Kirkpatrick’s report berated the CIA for “misinforming Kennedy administration officials, bad planning, inadequate intelligence, treating rebel leaders as `puppets,’ and conducting an overt military operation beyond `Agency responsibility as well as Agency capability,’ ” according to a press release from the National Security Archive.
But a lengthy and heated rebuttal written by CIA Deputy Director Richard Bissell blamed the “political requirement of deniability” for the invasion’s failure and held “senior policy makers” – probably, historians speculate, a veiled reference to Kennedy’s administration – responsible for decisions that undermined the operation.
“Inherent in this situation was a clear conflict between two goals, a conflict of the sort familiar with recent American history. One objective was that . the Castro regime should be overthrown. The other was that the political and moral posture of the United States before the world at large should not be impaired. The basic method of resolving this conflict . was attempting to carry out actions against Castro in such a manner that the official responsibility of the U.S. government could be disclaimed,” wrote Bissell.
In 1960, President Eisenhower approved a CIA plan entitled “A Program of Covert Action Against the Castro Regime” and authorized the Agency to prepare to overthrow Castro’s government, which was seen as a launching pad for Soviet influence in the Western Hemisphere.
The project called for the “formation of a Cuban exile organization to attract . a propaganda offensive . the creation of a clandestine intelligence force inside Cuba . and the development of a small paramilitary force to organize, train and lead resistance groups.”

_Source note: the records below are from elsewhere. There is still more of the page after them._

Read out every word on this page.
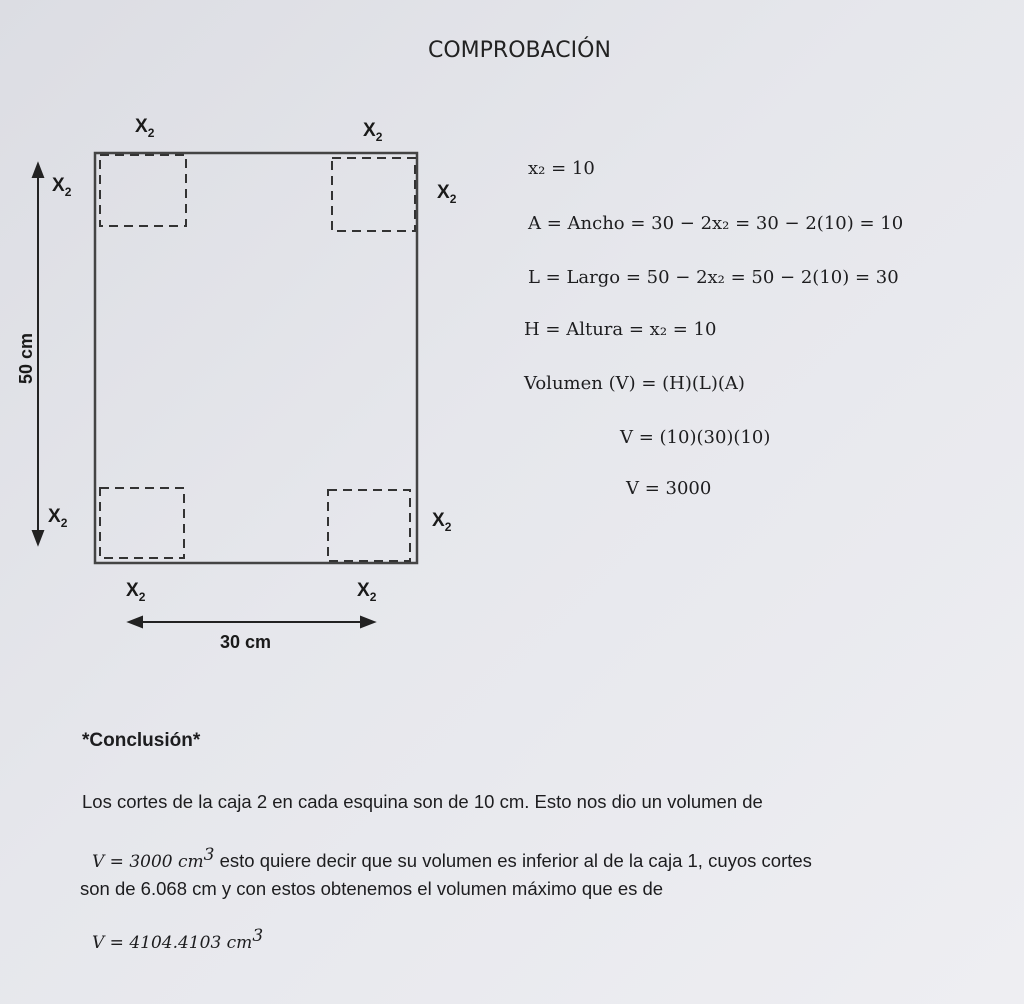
COMPROBACIÓN
$X_2$	$X_2$
$X_2$	$X_2$
$X_2$	$X_2$
$X_2$	$X_2$
50 cm
30 cm
x₂ = 10
A = Ancho = 30 − 2x₂ = 30 − 2(10) = 10
L = Largo = 50 − 2x₂ = 50 − 2(10) = 30
H = Altura = x₂ = 10
Volumen (V) = (H)(L)(A)
V = (10)(30)(10)
V = 3000
*Conclusión*
Los cortes de la caja 2 en cada esquina son de 10 cm. Esto nos dio un volumen de
V = 3000 $cm^3$ esto quiere decir que su volumen es inferior al de la caja 1, cuyos cortes
son de 6.068 cm y con estos obtenemos el volumen máximo que es de
V = 4104.4103 $cm^3$
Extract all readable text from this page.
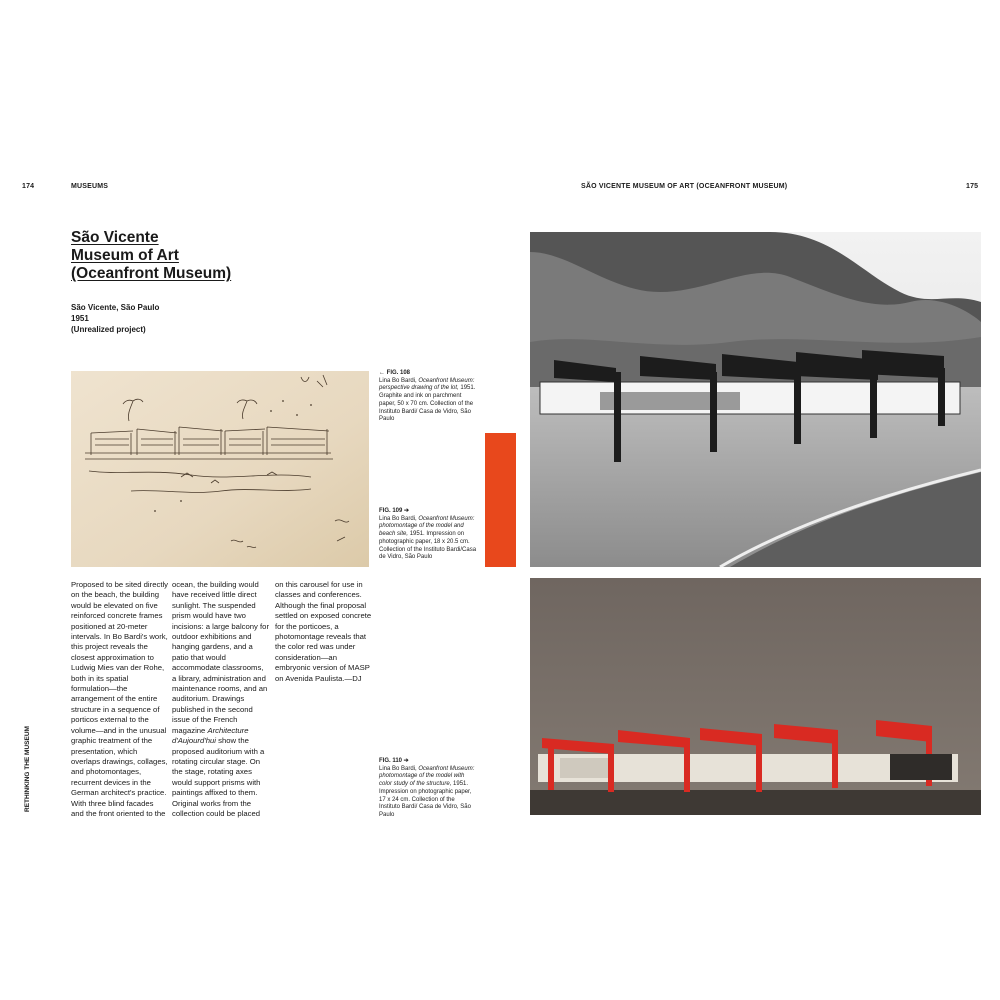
174	MUSEUMS	SÃO VICENTE MUSEUM OF ART (OCEANFRONT MUSEUM)	175
RETHINKING THE MUSEUM
São Vicente
Museum of Art
(Oceanfront Museum)
São Vicente, São Paulo
1951
(Unrealized project)
← FIG. 108
Lina Bo Bardi, Oceanfront Museum: perspective drawing of the lot, 1951. Graphite and ink on parchment paper, 50 x 70 cm. Collection of the Instituto Bardi/ Casa de Vidro, São Paulo
FIG. 109 ➔
Lina Bo Bardi, Oceanfront Museum: photomontage of the model and beach site, 1951. Impression on photographic paper, 18 x 20.5 cm. Collection of the Instituto Bardi/Casa de Vidro, São Paulo
FIG. 110 ➔
Lina Bo Bardi, Oceanfront Museum: photomontage of the model with color study of the structure, 1951. Impression on photographic paper, 17 x 24 cm. Collection of the Instituto Bardi/ Casa de Vidro, São Paulo

Proposed to be sited directly on the beach, the building would be elevated on five reinforced concrete frames positioned at 20-meter intervals. In Bo Bardi's work, this project reveals the closest approximation to Ludwig Mies van der Rohe, both in its spatial formulation—the arrangement of the entire structure in a sequence of porticos external to the volume—and in the unusual graphic treatment of the presentation, which overlaps drawings, collages, and photomontages, recurrent devices in the German architect's practice. With three blind facades and the front oriented to the

ocean, the building would have received little direct sunlight. The suspended prism would have two incisions: a large balcony for outdoor exhibitions and hanging gardens, and a patio that would accommodate classrooms, a library, administration and maintenance rooms, and an auditorium. Drawings published in the second issue of the French magazine Architecture d'Aujourd'hui show the proposed auditorium with a rotating circular stage. On the stage, rotating axes would support prisms with paintings affixed to them. Original works from the collection could be placed

on this carousel for use in classes and conferences. Although the final proposal settled on exposed concrete for the porticoes, a photomontage reveals that the color red was under consideration—an embryonic version of MASP on Avenida Paulista.—DJ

But between the formulation of that plan and Kennedy’s inauguration, the Agency altered its view of the situation in Cuba, saying it had become “militarily infeasible to overthrow the Castro regime except by the commitment to combat of a sizable organized military force.”
On April 16, 1961, eight U.S. B-26 bombers, disguised as defectors from Castro’s own air force, attacked Cuban airfields. The air raids decimated half of Castro’s air force. But instead of finishing off the rest of the Cuban planes, Kennedy called off the raids.
Meanwhile, a brigade of 1,511 men steamed forward. The invasion forces were laden with machine guns, mortars, rocket launchers, flame-throwers, five tanks, 12 heavy trucks, an aviation fuel tank truck, a bulldozer and numerous other trucks and tractors.
The CIA stockpiled additional arms and equipment at an Anniston, Alabama military base to furnish some 30,000 dissidents who were expected to rally to the invading rebels.
After two days of fighting, the invading soldiers were vanquished. American frogmen picked 26 survivors off the beach, but the rest of the force had either been killed or captured.
Kornbluh says the shortcomings of the Cuban project are underscored in Kirkpatrick’s report.
“The operation . was originally conceived as a `clandestine build-up of guerrilla forces that would cost $4 million, (but) the project ballooned into an overt paramilitary assault costing $46 million,” he wrote. The CIA overestimated Cuban willingness to join with the invaders and overthrow Castro, Kirkpatrick added, and the Agency misinformed the White House.
According to Kirkpatrick, the Agency failed to warn Kennedy “that success had become dubious and to recommend that the operation be therefore canceled.”
But the press widely reported that military preparations for a Cuban insurrection were underway in southern Florida. The CIA would have faced enormous embarrassment if it had ended the project.
In the end, Kirkpatrick wrote, “the choice was between retreat without honor and a gamble between ignominious defeat and dubious victory.”